Harry Cobby speaks: 'They were by no means easy to shoot down or set on fire. And although the observers had machine guns, which they didn't often use, but preferred to hop over the side on a parachute, they frequently possessed a sting of their own.'
Old film footage shows a plane firing at an observation balloon and then uniformed pilots training on the ground, learning to use mounted guns. The scene changes to the Royal Australian Air Force Memorial in Canberra. A photo shows passengers and flight crew standing in front of an Australian National Airways plane. Another old photo shows 6 men, including a mechanic, standing next to a plane at a hangar. The sign on the hangar reads 'Adelaide Airways Ltd'. An old photo shows an official ceremony where a well-dressed man and woman appear to bless a new plane in front of more than 20 people.
Ray Martin speaks: 'His No 4 Squadron was among the best on the Western Front in 1918 [plane engine sound]. In September 1918, Harry was transferred out of France to a training unit in England. When the Royal Australian Air Force, the RAAF, was formed in 1921, Harry joined up and was made a flying officer. He left the RAAF in 1935, and soon after, he joined the Civil Aviation Board, which managed air transport in Australia. Harry became its controller of operations.'
'But when World War II broke out, Harry rejoined the RAAF, where he was promoted to the very senior rank of Air Commodore, and he became the director of recruiting.'
An old photo shows Harry standing next to a man who is smoking a cigarette. Both men wear military uniforms and their forearms are exposed as if the weather is warm. They stand in front of a building with a thatched roof. The next image shows Harry with a tobacco pipe in his mouth. He stands next to a man wearing a similar uniform. Seated between both men is an officer at a table with a large open book. Old recruitment footage shows Harry speaking in front of a large plane with its propellers turning.

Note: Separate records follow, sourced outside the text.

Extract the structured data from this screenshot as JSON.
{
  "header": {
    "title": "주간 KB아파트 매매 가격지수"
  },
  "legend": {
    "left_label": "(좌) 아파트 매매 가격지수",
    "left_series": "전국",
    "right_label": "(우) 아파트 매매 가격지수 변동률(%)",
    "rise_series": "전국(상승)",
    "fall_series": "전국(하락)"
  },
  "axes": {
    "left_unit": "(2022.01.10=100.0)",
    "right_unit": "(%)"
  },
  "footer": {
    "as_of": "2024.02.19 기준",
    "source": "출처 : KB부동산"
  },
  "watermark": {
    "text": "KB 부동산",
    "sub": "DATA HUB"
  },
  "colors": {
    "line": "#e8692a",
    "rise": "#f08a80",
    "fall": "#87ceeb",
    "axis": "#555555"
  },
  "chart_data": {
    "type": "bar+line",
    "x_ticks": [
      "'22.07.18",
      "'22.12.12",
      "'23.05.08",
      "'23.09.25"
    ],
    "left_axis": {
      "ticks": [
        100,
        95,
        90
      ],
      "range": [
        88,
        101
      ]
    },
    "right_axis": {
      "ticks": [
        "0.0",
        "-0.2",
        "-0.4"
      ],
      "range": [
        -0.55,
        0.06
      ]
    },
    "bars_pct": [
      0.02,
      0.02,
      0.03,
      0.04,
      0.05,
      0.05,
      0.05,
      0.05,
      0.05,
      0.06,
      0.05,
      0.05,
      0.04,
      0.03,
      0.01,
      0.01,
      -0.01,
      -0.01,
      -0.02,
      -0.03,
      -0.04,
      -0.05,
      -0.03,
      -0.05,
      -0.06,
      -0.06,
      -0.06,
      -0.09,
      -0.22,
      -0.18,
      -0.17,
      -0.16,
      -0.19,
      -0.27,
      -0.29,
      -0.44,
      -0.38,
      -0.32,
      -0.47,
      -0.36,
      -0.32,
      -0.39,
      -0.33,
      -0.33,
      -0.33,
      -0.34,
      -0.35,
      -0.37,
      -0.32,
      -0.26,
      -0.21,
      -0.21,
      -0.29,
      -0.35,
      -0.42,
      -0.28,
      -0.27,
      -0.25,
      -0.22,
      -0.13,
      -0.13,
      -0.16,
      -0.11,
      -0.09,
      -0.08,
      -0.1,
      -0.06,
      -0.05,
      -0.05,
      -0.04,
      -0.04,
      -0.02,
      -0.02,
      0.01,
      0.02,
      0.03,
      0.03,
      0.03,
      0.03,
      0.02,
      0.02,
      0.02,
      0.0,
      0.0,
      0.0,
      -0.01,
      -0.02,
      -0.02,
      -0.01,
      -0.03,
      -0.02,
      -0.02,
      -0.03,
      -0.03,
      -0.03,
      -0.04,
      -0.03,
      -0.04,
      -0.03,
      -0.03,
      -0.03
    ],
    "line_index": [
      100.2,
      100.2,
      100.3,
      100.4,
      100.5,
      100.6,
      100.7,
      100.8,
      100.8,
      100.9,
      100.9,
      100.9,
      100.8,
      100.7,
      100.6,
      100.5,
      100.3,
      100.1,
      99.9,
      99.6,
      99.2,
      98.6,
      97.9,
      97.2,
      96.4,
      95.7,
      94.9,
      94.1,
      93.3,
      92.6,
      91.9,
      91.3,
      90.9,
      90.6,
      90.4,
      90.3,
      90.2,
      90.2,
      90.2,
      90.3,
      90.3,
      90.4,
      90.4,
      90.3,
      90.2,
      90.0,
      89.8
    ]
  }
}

Old footage shows large numbers of Air Force recruits marching. Text appears on the screen which reads 'JOIN THE R.A.A.F'. Planes fly in formation in the background, like they are heading into battle. A close-up of Harry speaking seriously.

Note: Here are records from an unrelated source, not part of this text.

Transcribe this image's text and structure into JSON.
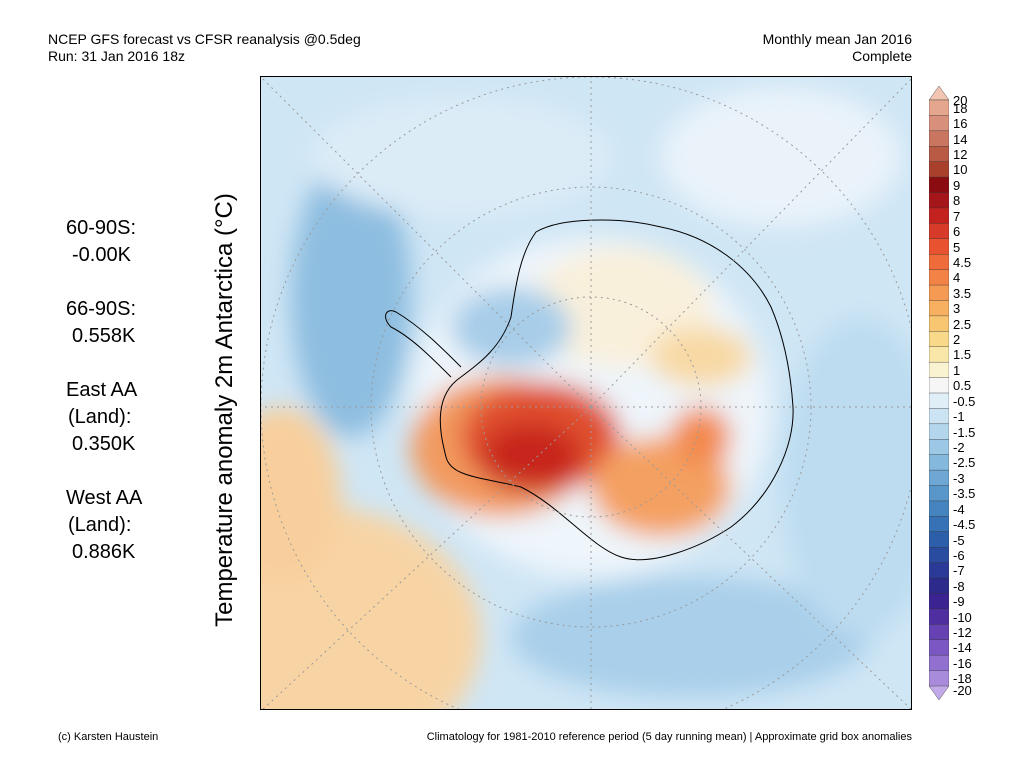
{
  "header": {
    "line1": "NCEP GFS forecast vs CFSR reanalysis @0.5deg",
    "line2": "Run: 31 Jan 2016 18z",
    "right1": "Monthly mean Jan 2016",
    "right2": "Complete"
  },
  "stats": [
    {
      "label": "60-90S:",
      "value": "-0.00K"
    },
    {
      "label": "66-90S:",
      "value": "0.558K"
    },
    {
      "label": "East AA",
      "label2": "(Land):",
      "value": "0.350K"
    },
    {
      "label": "West AA",
      "label2": "(Land):",
      "value": "0.886K"
    }
  ],
  "axis_label": "Temperature anomaly 2m Antarctica (°C)",
  "colorbar": {
    "labels": [
      "20",
      "18",
      "16",
      "14",
      "12",
      "10",
      "9",
      "8",
      "7",
      "6",
      "5",
      "4.5",
      "4",
      "3.5",
      "3",
      "2.5",
      "2",
      "1.5",
      "1",
      "0.5",
      "-0.5",
      "-1",
      "-1.5",
      "-2",
      "-2.5",
      "-3",
      "-3.5",
      "-4",
      "-4.5",
      "-5",
      "-6",
      "-7",
      "-8",
      "-9",
      "-10",
      "-12",
      "-14",
      "-16",
      "-18",
      "-20"
    ],
    "colors": [
      "#f2c5b3",
      "#e4a78e",
      "#d9907a",
      "#c97560",
      "#b85a44",
      "#a8402c",
      "#8a0c10",
      "#a5161a",
      "#c3221f",
      "#d83a2a",
      "#e8522f",
      "#ef6b3a",
      "#f28245",
      "#f59a52",
      "#f7b060",
      "#f8c571",
      "#f8d98a",
      "#f9e7a9",
      "#faf3d2",
      "#f6f6f6",
      "#e0eef8",
      "#cbe3f3",
      "#b4d6ed",
      "#9cc8e6",
      "#84b8dd",
      "#6ea7d4",
      "#5996ca",
      "#4684c0",
      "#3771b6",
      "#2c5eaa",
      "#2a4ca0",
      "#2a3a96",
      "#2c2a8a",
      "#3b2391",
      "#4f2ea0",
      "#6541b2",
      "#7a57c2",
      "#9170d0",
      "#a98bdc",
      "#c2a9e8"
    ]
  },
  "footer": {
    "left": "(c) Karsten Haustein",
    "right": "Climatology for 1981-2010 reference period (5 day running mean) | Approximate grid box anomalies"
  }
}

'So seize your opportunity now and join the Air Force and play your part.'
Old footage shows men towing equipment using a vehicle. There are palm trees and large planes parked in the background. In the next section, the door on a cargo plane opens. A truck with a trailer full of troops is parked next to the plane. Harry's Commander of the British Empire medal is shown in a close shot. Next, Harry and another officer walk along next to uniformed men who stand in line, speaking to them along the way. In an old photo, Harry shakes hands with another uniformed officer near a plane. In another shot, Harry looks up from the paperwork he is doing and smiles slightly. A photo shows Harry in uniform and wearing a scarf, standing in front of a Sopwith Camel.

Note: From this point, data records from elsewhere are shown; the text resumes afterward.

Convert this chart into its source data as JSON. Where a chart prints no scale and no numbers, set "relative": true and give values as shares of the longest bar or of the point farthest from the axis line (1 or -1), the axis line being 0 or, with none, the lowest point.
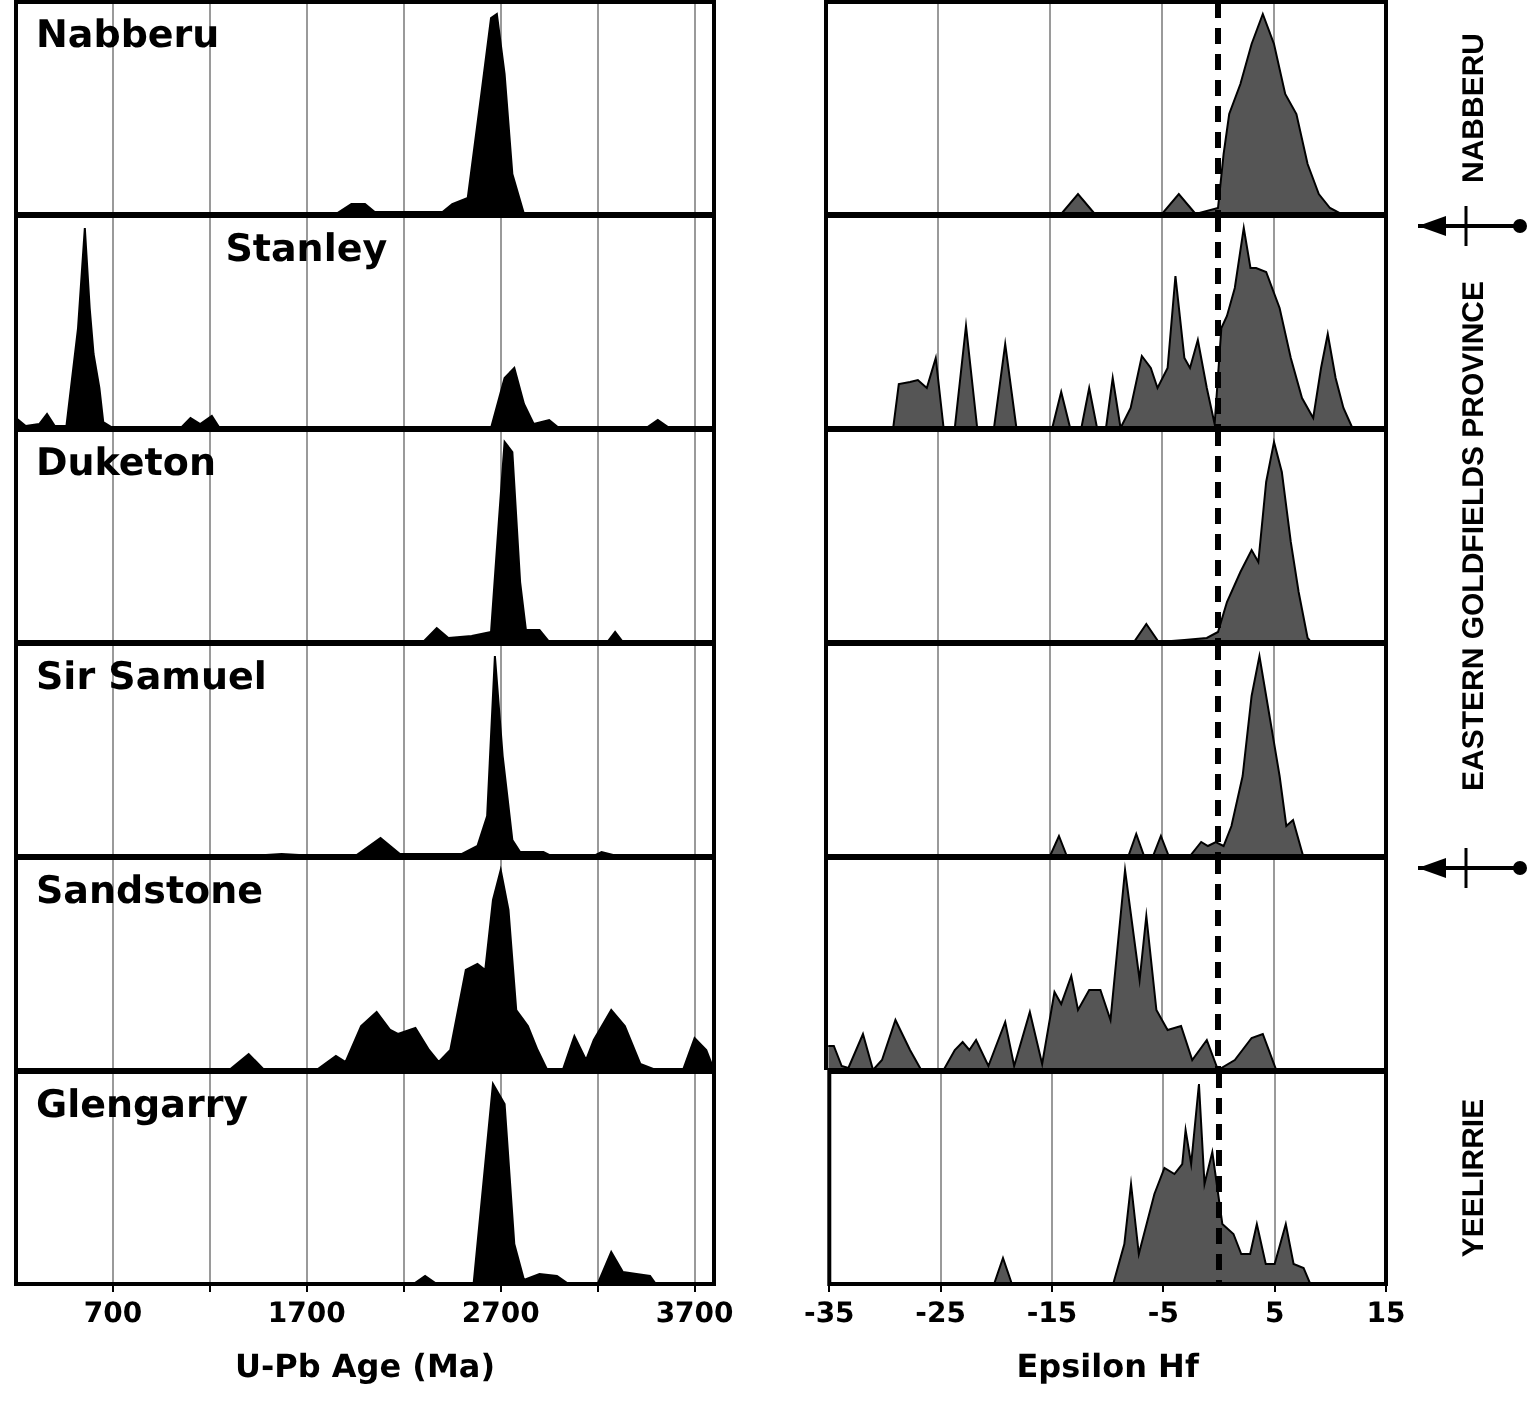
{
  "chart_data": [
    {
      "type": "area",
      "title": "Nabberu",
      "x": [
        1850,
        1930,
        2000,
        2050,
        2400,
        2450,
        2530,
        2600,
        2650,
        2680,
        2720,
        2760,
        2820
      ],
      "series": [
        {
          "color": "#000000",
          "values": [
            0,
            0.05,
            0.05,
            0.01,
            0.01,
            0.05,
            0.08,
            0.6,
            0.98,
            1,
            0.7,
            0.2,
            0
          ]
        }
      ],
      "relative": true,
      "xlim": [
        200,
        3800
      ],
      "xticks": [
        700,
        {
          "value": 1200,
          "label": null
        },
        1700,
        {
          "value": 2200,
          "label": null
        },
        2700,
        {
          "value": 3200,
          "label": null
        },
        3700
      ],
      "grid": "x",
      "tick_labels": false
    },
    {
      "type": "area",
      "x": [
        -14,
        -12.5,
        -11,
        -5,
        -3.5,
        -2,
        0,
        0.5,
        1,
        2,
        3,
        4,
        5,
        6,
        7,
        8,
        9,
        10,
        11
      ],
      "series": [
        {
          "color": "#555555",
          "values": [
            0,
            0.1,
            0,
            0,
            0.1,
            0,
            0.03,
            0.3,
            0.5,
            0.65,
            0.85,
            1,
            0.85,
            0.6,
            0.5,
            0.25,
            0.1,
            0.03,
            0
          ]
        }
      ],
      "relative": true,
      "xlim": [
        -35,
        15
      ],
      "xticks": [
        -35,
        -25,
        -15,
        -5,
        5,
        15
      ],
      "grid": "x",
      "tick_labels": false,
      "ref_lines": [
        {
          "axis": "x",
          "value": 0,
          "color": "#000000",
          "line_style": "dashed"
        }
      ],
      "annotations": [
        "NABBERU"
      ]
    },
    {
      "type": "area",
      "title": "Stanley",
      "x": [
        200,
        250,
        320,
        360,
        400,
        460,
        520,
        555,
        580,
        600,
        630,
        650,
        700,
        1050,
        1100,
        1150,
        1210,
        1250,
        2650,
        2720,
        2770,
        2820,
        2870,
        2950,
        3000,
        3450,
        3510,
        3570
      ],
      "series": [
        {
          "color": "#000000",
          "values": [
            0.05,
            0.01,
            0.02,
            0.07,
            0.01,
            0.01,
            0.5,
            1,
            0.6,
            0.37,
            0.2,
            0.03,
            0,
            0,
            0.05,
            0.02,
            0.06,
            0,
            0,
            0.25,
            0.3,
            0.12,
            0.02,
            0.04,
            0,
            0,
            0.04,
            0
          ]
        }
      ],
      "relative": true,
      "xlim": [
        200,
        3800
      ],
      "xticks": [
        700,
        {
          "value": 1200,
          "label": null
        },
        1700,
        {
          "value": 2200,
          "label": null
        },
        2700,
        {
          "value": 3200,
          "label": null
        },
        3700
      ],
      "grid": "x",
      "tick_labels": false
    },
    {
      "type": "area",
      "x": [
        -29,
        -28.5,
        -27.5,
        -26.8,
        -26,
        -25.2,
        -24.5,
        -23.5,
        -22.5,
        -21.5,
        -20,
        -19,
        -18,
        -14.8,
        -14,
        -13.2,
        -12.2,
        -11.5,
        -10.8,
        -10,
        -9.4,
        -8.7,
        -7.8,
        -6.8,
        -6,
        -5.4,
        -4.5,
        -3.8,
        -3,
        -2.5,
        -1.8,
        -1,
        -0.3,
        0.3,
        0.8,
        1.5,
        2.3,
        2.9,
        3.4,
        4.3,
        5.5,
        6.5,
        7.5,
        8.5,
        9.2,
        9.8,
        10.5,
        11.2,
        12
      ],
      "series": [
        {
          "color": "#555555",
          "values": [
            0,
            0.22,
            0.23,
            0.24,
            0.2,
            0.35,
            0,
            0,
            0.51,
            0,
            0,
            0.42,
            0,
            0,
            0.18,
            0,
            0,
            0.2,
            0,
            0,
            0.25,
            0,
            0.1,
            0.36,
            0.3,
            0.2,
            0.3,
            0.76,
            0.35,
            0.3,
            0.44,
            0.2,
            0.02,
            0.5,
            0.56,
            0.7,
            1,
            0.8,
            0.8,
            0.78,
            0.6,
            0.35,
            0.15,
            0.05,
            0.3,
            0.47,
            0.25,
            0.1,
            0
          ]
        }
      ],
      "relative": true,
      "xlim": [
        -35,
        15
      ],
      "xticks": [
        -35,
        -25,
        -15,
        -5,
        5,
        15
      ],
      "grid": "x",
      "tick_labels": false,
      "ref_lines": [
        {
          "axis": "x",
          "value": 0,
          "color": "#000000",
          "line_style": "dashed"
        }
      ]
    },
    {
      "type": "area",
      "title": "Duketon",
      "x": [
        2300,
        2370,
        2430,
        2550,
        2650,
        2690,
        2720,
        2760,
        2800,
        2830,
        2900,
        2950,
        3250,
        3290,
        3330
      ],
      "series": [
        {
          "color": "#000000",
          "values": [
            0,
            0.07,
            0.02,
            0.03,
            0.05,
            0.6,
            1,
            0.95,
            0.3,
            0.06,
            0.06,
            0,
            0,
            0.05,
            0
          ]
        }
      ],
      "relative": true,
      "xlim": [
        200,
        3800
      ],
      "xticks": [
        700,
        {
          "value": 1200,
          "label": null
        },
        1700,
        {
          "value": 2200,
          "label": null
        },
        2700,
        {
          "value": 3200,
          "label": null
        },
        3700
      ],
      "grid": "x",
      "tick_labels": false
    },
    {
      "type": "area",
      "x": [
        -7.5,
        -6.4,
        -5.3,
        -3,
        -1,
        0,
        0.8,
        2,
        3,
        3.6,
        4.3,
        5,
        5.7,
        6.5,
        7.2,
        8,
        8.3
      ],
      "series": [
        {
          "color": "#555555",
          "values": [
            0,
            0.09,
            0,
            0.01,
            0.02,
            0.05,
            0.2,
            0.35,
            0.46,
            0.4,
            0.8,
            1,
            0.85,
            0.5,
            0.25,
            0.02,
            0
          ]
        }
      ],
      "relative": true,
      "xlim": [
        -35,
        15
      ],
      "xticks": [
        -35,
        -25,
        -15,
        -5,
        5,
        15
      ],
      "grid": "x",
      "tick_labels": false,
      "ref_lines": [
        {
          "axis": "x",
          "value": 0,
          "color": "#000000",
          "line_style": "dashed"
        }
      ],
      "annotations": [
        "EASTERN GOLDFIELDS PROVINCE"
      ]
    },
    {
      "type": "area",
      "title": "Sir Samuel",
      "x": [
        1400,
        1570,
        1750,
        1950,
        2080,
        2180,
        2500,
        2580,
        2630,
        2670,
        2710,
        2760,
        2800,
        2920,
        2960,
        3180,
        3220,
        3300
      ],
      "series": [
        {
          "color": "#000000",
          "values": [
            0,
            0.01,
            0,
            0,
            0.09,
            0.01,
            0.01,
            0.05,
            0.2,
            1,
            0.5,
            0.08,
            0.02,
            0.02,
            0,
            0,
            0.02,
            0
          ]
        }
      ],
      "relative": true,
      "xlim": [
        200,
        3800
      ],
      "xticks": [
        700,
        {
          "value": 1200,
          "label": null
        },
        1700,
        {
          "value": 2200,
          "label": null
        },
        2700,
        {
          "value": 3200,
          "label": null
        },
        3700
      ],
      "grid": "x",
      "tick_labels": false
    },
    {
      "type": "area",
      "x": [
        -15,
        -14.2,
        -13.5,
        -8,
        -7.3,
        -6.6,
        -5.8,
        -5.1,
        -4.4,
        -2.5,
        -1.5,
        -0.9,
        -0.2,
        0.5,
        1.2,
        2.2,
        3,
        3.7,
        4.6,
        5.5,
        6.1,
        6.7,
        7.6
      ],
      "series": [
        {
          "color": "#555555",
          "values": [
            0,
            0.1,
            0,
            0,
            0.11,
            0,
            0,
            0.1,
            0,
            0,
            0.07,
            0.05,
            0.07,
            0.05,
            0.15,
            0.4,
            0.8,
            1,
            0.7,
            0.4,
            0.15,
            0.18,
            0
          ]
        }
      ],
      "relative": true,
      "xlim": [
        -35,
        15
      ],
      "xticks": [
        -35,
        -25,
        -15,
        -5,
        5,
        15
      ],
      "grid": "x",
      "tick_labels": false,
      "ref_lines": [
        {
          "axis": "x",
          "value": 0,
          "color": "#000000",
          "line_style": "dashed"
        }
      ]
    },
    {
      "type": "area",
      "title": "Sandstone",
      "x": [
        1300,
        1400,
        1480,
        1750,
        1850,
        1900,
        1980,
        2060,
        2130,
        2170,
        2260,
        2330,
        2380,
        2440,
        2520,
        2580,
        2620,
        2660,
        2700,
        2740,
        2780,
        2840,
        2890,
        2940,
        3020,
        3080,
        3140,
        3180,
        3270,
        3340,
        3420,
        3500,
        3640,
        3700,
        3760,
        3800
      ],
      "series": [
        {
          "color": "#000000",
          "values": [
            0,
            0.08,
            0,
            0,
            0.07,
            0.04,
            0.22,
            0.29,
            0.2,
            0.18,
            0.21,
            0.1,
            0.04,
            0.1,
            0.5,
            0.53,
            0.5,
            0.85,
            1,
            0.8,
            0.3,
            0.22,
            0.1,
            0,
            0,
            0.17,
            0.05,
            0.15,
            0.3,
            0.22,
            0.03,
            0,
            0,
            0.16,
            0.1,
            0
          ]
        }
      ],
      "relative": true,
      "xlim": [
        200,
        3800
      ],
      "xticks": [
        700,
        {
          "value": 1200,
          "label": null
        },
        1700,
        {
          "value": 2200,
          "label": null
        },
        2700,
        {
          "value": 3200,
          "label": null
        },
        3700
      ],
      "grid": "x",
      "tick_labels": false
    },
    {
      "type": "area",
      "x": [
        -34.8,
        -34.3,
        -33.6,
        -33,
        -31.7,
        -30.8,
        -30,
        -28.8,
        -27.5,
        -26.5,
        -24.5,
        -23.5,
        -22.8,
        -22.2,
        -21.6,
        -20.5,
        -19,
        -18.2,
        -16.8,
        -15.7,
        -14.6,
        -14,
        -13.1,
        -12.5,
        -11.5,
        -10.5,
        -9.6,
        -8.3,
        -7,
        -6.4,
        -5.5,
        -4.5,
        -3.3,
        -2.3,
        -1,
        0,
        1.5,
        3,
        4,
        5.2
      ],
      "series": [
        {
          "color": "#555555",
          "values": [
            0.12,
            0.12,
            0.02,
            0.01,
            0.18,
            0,
            0.05,
            0.25,
            0.1,
            0,
            0,
            0.1,
            0.14,
            0.1,
            0.15,
            0.02,
            0.24,
            0.02,
            0.29,
            0.03,
            0.39,
            0.33,
            0.47,
            0.3,
            0.4,
            0.4,
            0.25,
            1,
            0.45,
            0.77,
            0.3,
            0.2,
            0.22,
            0.05,
            0.15,
            0,
            0.05,
            0.16,
            0.18,
            0
          ]
        }
      ],
      "relative": true,
      "xlim": [
        -35,
        15
      ],
      "xticks": [
        -35,
        -25,
        -15,
        -5,
        5,
        15
      ],
      "grid": "x",
      "tick_labels": false,
      "ref_lines": [
        {
          "axis": "x",
          "value": 0,
          "color": "#000000",
          "line_style": "dashed"
        }
      ]
    },
    {
      "type": "area",
      "title": "Glengarry",
      "xlabel": "U-Pb Age (Ma)",
      "x": [
        2250,
        2310,
        2370,
        2560,
        2610,
        2660,
        2720,
        2770,
        2820,
        2900,
        2990,
        3050,
        3200,
        3270,
        3330,
        3400,
        3470,
        3500
      ],
      "series": [
        {
          "color": "#000000",
          "values": [
            0,
            0.04,
            0,
            0,
            0.5,
            1,
            0.9,
            0.2,
            0.02,
            0.05,
            0.04,
            0,
            0,
            0.16,
            0.06,
            0.05,
            0.04,
            0
          ]
        }
      ],
      "relative": true,
      "xlim": [
        200,
        3800
      ],
      "xticks": [
        700,
        {
          "value": 1200,
          "label": null
        },
        1700,
        {
          "value": 2200,
          "label": null
        },
        2700,
        {
          "value": 3200,
          "label": null
        },
        3700
      ],
      "grid": "x",
      "tick_labels": "x"
    },
    {
      "type": "area",
      "xlabel": "Epsilon Hf",
      "x": [
        -20.2,
        -19.4,
        -18.6,
        -9.5,
        -8.5,
        -7.9,
        -7.2,
        -6.5,
        -5.8,
        -4.9,
        -4,
        -3.3,
        -3,
        -2.5,
        -1.8,
        -1.3,
        -0.6,
        0.3,
        1.3,
        2,
        2.8,
        3.4,
        4.2,
        5,
        6,
        6.7,
        7.6,
        8.2
      ],
      "series": [
        {
          "color": "#555555",
          "values": [
            0,
            0.13,
            0,
            0,
            0.2,
            0.5,
            0.15,
            0.3,
            0.45,
            0.58,
            0.55,
            0.6,
            0.77,
            0.6,
            1,
            0.5,
            0.66,
            0.3,
            0.25,
            0.15,
            0.15,
            0.3,
            0.1,
            0.1,
            0.3,
            0.1,
            0.08,
            0
          ]
        }
      ],
      "relative": true,
      "xlim": [
        -35,
        15
      ],
      "xticks": [
        -35,
        -25,
        -15,
        -5,
        5,
        15
      ],
      "grid": "x",
      "tick_labels": "x",
      "ref_lines": [
        {
          "axis": "x",
          "value": 0,
          "color": "#000000",
          "line_style": "dashed"
        }
      ],
      "annotations": [
        "YEELIRRIE"
      ]
    }
  ]
}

Ray Martin speaks: 'He went on to command 20,000 men and women in the South-West Pacific. [Music plays in the background.] He was awarded what's called a CBE, that's Commander of the British Empire, for doing a great job running air operations over New Guinea. Those 7 months as a scout pilot in 1918 set the stage for the rest of Harry Cobby's amazing life.'
Dr Meleah Hampton walks toward a portrait of Harry on a dark wall. Five other artworks can be seen in the background of the gallery. The portrait of Harry becomes clearer as Dr Hampton gets closer.
'He goes from a bank clerk who wanted to serve in the Army, to accidentally getting into the Royal Flying Corps and becoming one of the fathers of Australian aviation.'
Ray Martin speaks next to a plaque that says 'Royal Australian Air Force'.
'It's a truly remarkable story. Harry Cobby, who only wanted to be a foot soldier on the ground, ended up as one of the most important figures in the whole history of Australian flying.'
An old photo of Harry Cobby in uniform. Then the white logo for the Department of Veterans' Affairs is shown on a black background.